Fresenius Medical Care AG & Co. KGaA
- Company type: KGaA with Aktiengesellschaft as partner with unlimited liability
- Traded as: FWB: FME FWB: FMEA (ADR) OTC Pink Current: FMCQF NYSE: FMS (ADR) DAX component (FME)
- ISIN: DE0005785802 US3580291066
- Industry: Health care
- Founded: 1996; 30 years ago
- Headquarters: Bad Homburg vor der Höhe, Germany Waltham, Massachusetts
- Key people: Helen Giza (CEO, Chair of the management board and acting CFO) Dieter Schenk (Chairman of the supervisory board)
- Products: Dialysis products and services, Therapeutic Apheresis Products
- Revenue: €19.40 billion (2022)
- Operating income: €1.51 billion (2022)
- Net income: €0.67 billion (2022)
- Total assets: €34,367 million (2021)
- Total equity: €13,979 million (2021)
- Owner: Fresenius (32%)
- Number of employees: 128,000 (2022)
- Website: www.freseniusmedicalcare.com/en/home/

= Fresenius Medical Care =

German medical supply and dialysis company

Fresenius Medical Care AG & Co. KGaA is a German healthcare company which provides kidney dialysis services through a network of 4,171 outpatient dialysis centers, serving 345,425 patients. The company primarily treats end-stage renal disease (ESRD), which requires patients to undergo dialysis 3 times per week for the rest of their lives.

With a global headquarters in Bad Homburg vor der Höhe, Germany, and a North American headquarters in Waltham, Massachusetts, it has a 38% market share of the dialysis market in the United States. It also operates 42 production sites, the largest of which are in the U.S., Germany, and Japan.

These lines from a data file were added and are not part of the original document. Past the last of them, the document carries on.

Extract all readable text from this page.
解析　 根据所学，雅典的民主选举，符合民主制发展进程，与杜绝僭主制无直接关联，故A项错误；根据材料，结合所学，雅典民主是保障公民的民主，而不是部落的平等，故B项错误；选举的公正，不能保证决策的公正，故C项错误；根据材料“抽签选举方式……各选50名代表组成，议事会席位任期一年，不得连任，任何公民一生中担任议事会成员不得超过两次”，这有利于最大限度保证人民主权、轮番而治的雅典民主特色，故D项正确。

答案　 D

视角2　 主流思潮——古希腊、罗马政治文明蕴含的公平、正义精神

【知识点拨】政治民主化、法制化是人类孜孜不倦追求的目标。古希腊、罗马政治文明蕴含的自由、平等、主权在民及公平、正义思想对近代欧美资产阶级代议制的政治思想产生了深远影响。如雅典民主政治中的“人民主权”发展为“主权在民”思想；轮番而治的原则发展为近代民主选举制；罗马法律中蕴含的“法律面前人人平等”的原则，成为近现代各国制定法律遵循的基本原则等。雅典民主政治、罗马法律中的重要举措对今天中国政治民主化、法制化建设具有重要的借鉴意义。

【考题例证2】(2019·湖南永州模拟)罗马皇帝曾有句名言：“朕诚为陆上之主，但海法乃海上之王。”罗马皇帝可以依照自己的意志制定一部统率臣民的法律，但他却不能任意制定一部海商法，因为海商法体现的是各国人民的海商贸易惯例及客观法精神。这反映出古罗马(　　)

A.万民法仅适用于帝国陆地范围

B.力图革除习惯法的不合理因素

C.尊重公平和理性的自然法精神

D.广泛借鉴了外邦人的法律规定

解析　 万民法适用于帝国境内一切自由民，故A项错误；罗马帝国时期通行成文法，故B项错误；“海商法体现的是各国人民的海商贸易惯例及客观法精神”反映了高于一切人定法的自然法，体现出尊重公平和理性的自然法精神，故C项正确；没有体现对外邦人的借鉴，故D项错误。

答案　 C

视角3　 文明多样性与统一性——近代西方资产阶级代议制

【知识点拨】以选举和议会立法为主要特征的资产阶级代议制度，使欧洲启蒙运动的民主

The company is 32% owned by Fresenius and, as of 2020, generates around 50% of the group's revenue.

As of 2024, the company was ranked as #612 on the World's Best Employers list published by Forbes.

==History==
In 1996, Fresenius SE & Co. KGaA merged its dialysis business into W.R. Grace's National Medical Care to form Fresenius Medical Care.

In 2000, the company pleaded guilty to billing Medicare for unnecessary medical tests and to paying kickbacks for lab business and paid a $486 million fine.

In February 2012, the company acquired Liberty Dialysis Holding, which added 201 clinics, for $1.5 billion.

In March 2012, Rice Powell was appointed CEO.

In 2013, the company acquired Shiel Medical Laboratory, expanding services to New York City metro area. In December 2017, the company sold this business to Quest Diagnostics.

In February 2019, the company acquired NxStage, a U.S.-based maker of in-home dialysis devices, for $2 billion.

== Legal issues ==
In March 2019, the company paid $231 million to the United States Department of Justice and the U.S. Securities and Exchange Commission to settle allegations of civil bribery to obtain business in 13 countries, including Angola, Saudi Arabia, Morocco, and Spain.
As part of the settlement the company agreed to retain an independent corporate compliance monitor for at least two years.
In March 2023, the company was certified by the monitor that its compliance program is reasonably designed and implemented to detect and prevent violations of the U.S. Foreign Corrupt Practices Act (FCPA). The certification was accepted by the U.S. Securities and Exchange Commission and the United States Department of Justice.

In July 2022, the US Department of Justice joined a civil lawsuit against Fresenius Medical Care, alleging that a unit of the company, Fresenius Vascular Care, violated the federal False Claims Act and engaged in fraud by performing unnecessary procedures on dialysis patients that "exposed patients to grave risks" and then billing Medicare and other insurance providers for them from January 2012 to June 2018. The lawsuit includes 19 US states and was originally filed in 2014 in New York.

In 2024, the Federal Trade Commission began investigating Fresenius Medical Care along with DaVita under allegations they use illegal tactics to push smaller companies out of the market.

In May 2025, the benefits fund of the United Food and Commercial Workers Local 1776 filed a proposed class-action lawsuit against Fresenius Medical Care and DaVita Inc., another dialysis provider, alleging that the two companies illegally conspired to inflate treatment costs for dialysis patients by billions of dollars.